Remix.run Logo
potato3732842 13 hours ago

This is almost a "spherical cows" level gross over simplification. If you weren't defending it in other replies I'd think you were satirizing people who only have book learning and no real world experience.

At the limit the failure of your statement obvious. If instead of a thick walled wood tube hundreds of feet tall this structure were an orders of magnitude wider cylinder of thin plies the same height it wouldn't even be able to hold itself up, it would flop over, tear and all fall down under its own weight if not from manufacturing variances then from the wind and differential expansion/contraction from the sun and if by some miracle it survived that it would flop over

The material has to support itself and tolerate undefined small (relative to the main load) loads in other directions as well as point loads from fastening it to whatever you are using it to bear the loads of, going all in on "large and thin" fails to optimize for this for more or less the opposite reasons that going all in on "solid" does.

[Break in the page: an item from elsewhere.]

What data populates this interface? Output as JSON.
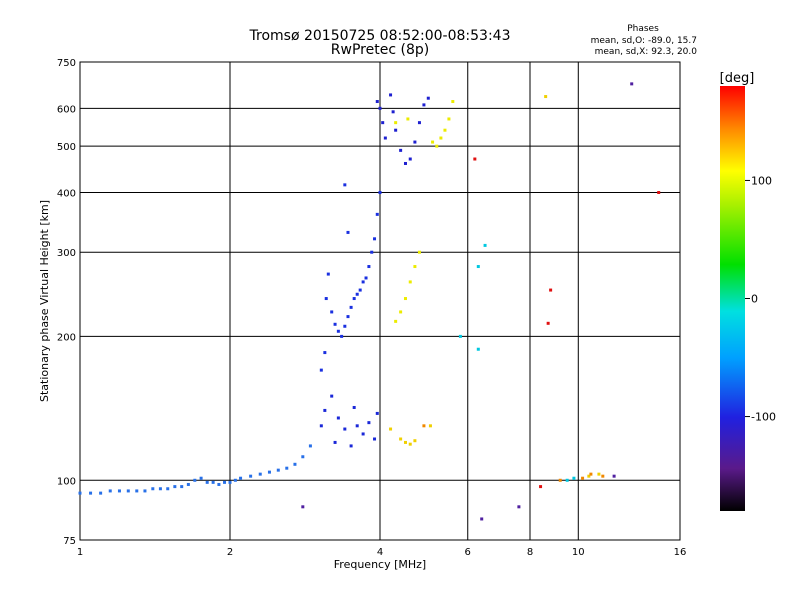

pinkmuffinere 9 hours ago | parent [-]

The parent is explaining why it’s hollow instead of being a truss. They accurately explain that the hollow tube is optimal to counter the wind loads. Your criticism is that they didn’t discuss gravity loads, but that wasn’t “in the prompt” — the gravity load doesn’t explain why they’re a hollow cylinder. There are a wealth of other irrelevant things that could be discussed, but have been neglected because they are irrelevant to the question.

Frankly your comment disappoints me. wizardOfScience gave a _great_ answer, that would make any solid mechanics professor proud.

potato3732842 9 hours ago | parent [-]

You're strawmanning bot me and the comment I'm replying to. Whether you're using a truss design or a solid material wall what I'm saying holds true. You can't just go all in on "put the material at the perimeter" because it'll have other problem. Gravity is just one of those problems.